Already seeds of “nothing illegal has been done” have been sown, and although Dan Froomkin of the Washington Post suggests, “…signs thus far suggest that the White House’s say-nothing strategy is only feeding the conflagration, rather than starving it.” It’s pretty easy to see that the strategy is to try and highlight the outrage many is experiencing by not commenting, and to make it a partisian attack from the left.
The NYTimes summary of past comments is fairly rich, if you can stomach the meandering nonsense of the President who speech embarrasses many US citizens:
And then we’ll get to the bottom of this and move on. But I want to tell you something - leaks of classified information are a bad thing. And we’ve had them - there’s too much leaking in Washington. That’s just the way it is. And we’ve had leaks out of the administrative branch, had leaks out of the legislative branch, and out of the executive branch and the legislative branch, and I’ve spoken out consistently against them and I want to know who the leakers are.

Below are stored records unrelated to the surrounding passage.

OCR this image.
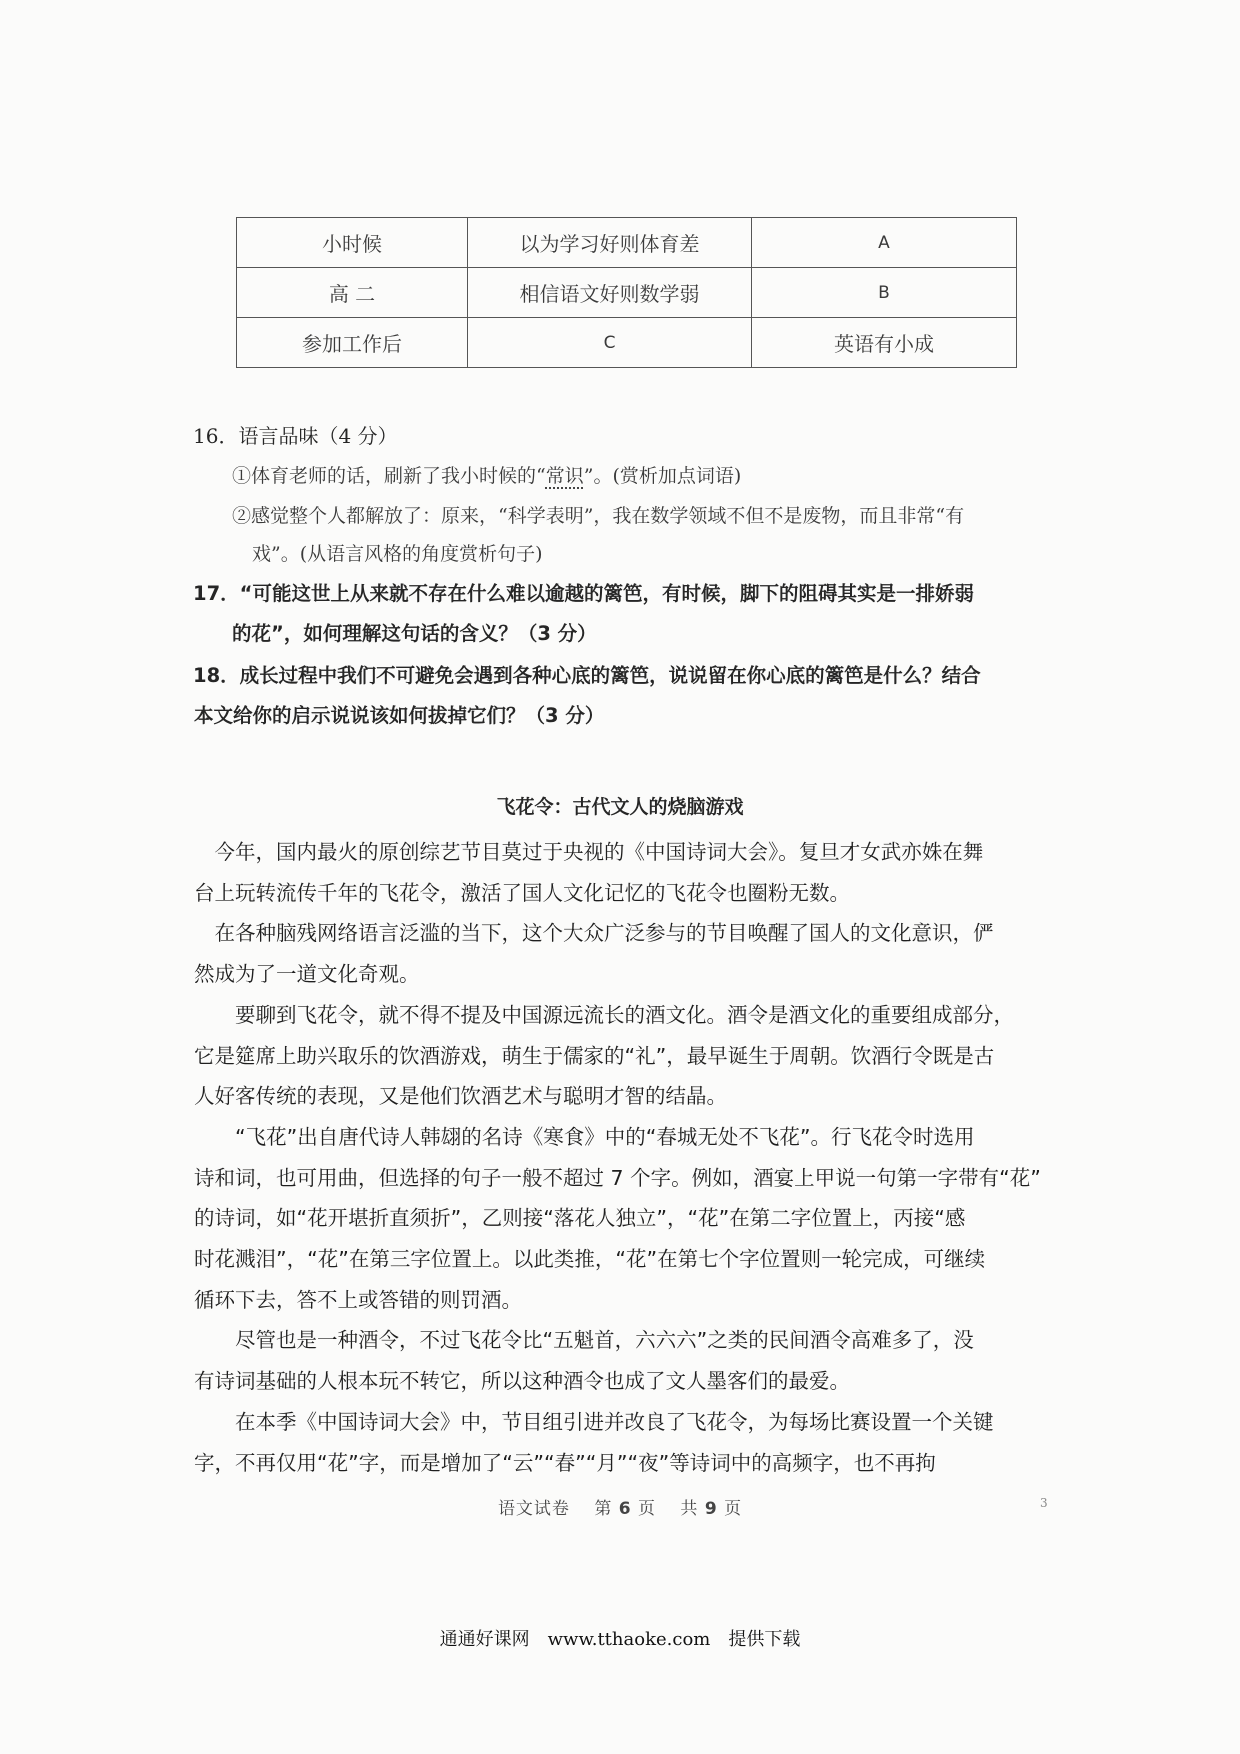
小时候	以为学习好则体育差	A
高 二	相信语文好则数学弱	B
参加工作后	C	英语有小成
16．语言品味（4 分）
①体育老师的话，刷新了我小时候的“常识”。(赏析加点词语)
②感觉整个人都解放了：原来，“科学表明”，我在数学领域不但不是废物，而且非常“有
戏”。(从语言风格的角度赏析句子)
17．“可能这世上从来就不存在什么难以逾越的篱笆，有时候，脚下的阻碍其实是一排娇弱
的花”，如何理解这句话的含义？（3 分）
18．成长过程中我们不可避免会遇到各种心底的篱笆，说说留在你心底的篱笆是什么？结合
本文给你的启示说说该如何拔掉它们？（3 分）
飞花令：古代文人的烧脑游戏

　今年，国内最火的原创综艺节目莫过于央视的《中国诗词大会》。复旦才女武亦姝在舞
台上玩转流传千年的飞花令，激活了国人文化记忆的飞花令也圈粉无数。

　在各种脑残网络语言泛滥的当下，这个大众广泛参与的节目唤醒了国人的文化意识，俨
然成为了一道文化奇观。

　　要聊到飞花令，就不得不提及中国源远流长的酒文化。酒令是酒文化的重要组成部分，
它是筵席上助兴取乐的饮酒游戏，萌生于儒家的“礼”，最早诞生于周朝。饮酒行令既是古
人好客传统的表现，又是他们饮酒艺术与聪明才智的结晶。

　　“飞花”出自唐代诗人韩翃的名诗《寒食》中的“春城无处不飞花”。行飞花令时选用
诗和词，也可用曲，但选择的句子一般不超过 7 个字。例如，酒宴上甲说一句第一字带有“花”
的诗词，如“花开堪折直须折”，乙则接“落花人独立”，“花”在第二字位置上，丙接“感
时花溅泪”，“花”在第三字位置上。以此类推，“花”在第七个字位置则一轮完成，可继续
循环下去，答不上或答错的则罚酒。

　　尽管也是一种酒令，不过飞花令比“五魁首，六六六”之类的民间酒令高难多了，没
有诗词基础的人根本玩不转它，所以这种酒令也成了文人墨客们的最爱。

　　在本季《中国诗词大会》中，节目组引进并改良了飞花令，为每场比赛设置一个关键
字，不再仅用“花”字，而是增加了“云”“春”“月”“夜”等诗词中的高频字，也不再拘

语文试卷 　 第 6 页 　 共 9 页	3
通通好课网　www.tthaoke.com　提供下载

Ouch. I can’t seem to get desensitized to the painfully plentiful evidence of how poorly versed our President is on basic social studies. Poor W. could never pass the teacher’s examination!



I recall reading an article about Plame and Rove in the New Yorker, and there was a line about how Plame and Rove attend mass at the same church, and someone said Plame ought to stop Rove one day and ask him how he felt about what happened to her right there. That was just when they thought he was spinning the situation cruelly, not when they thought he was responsible.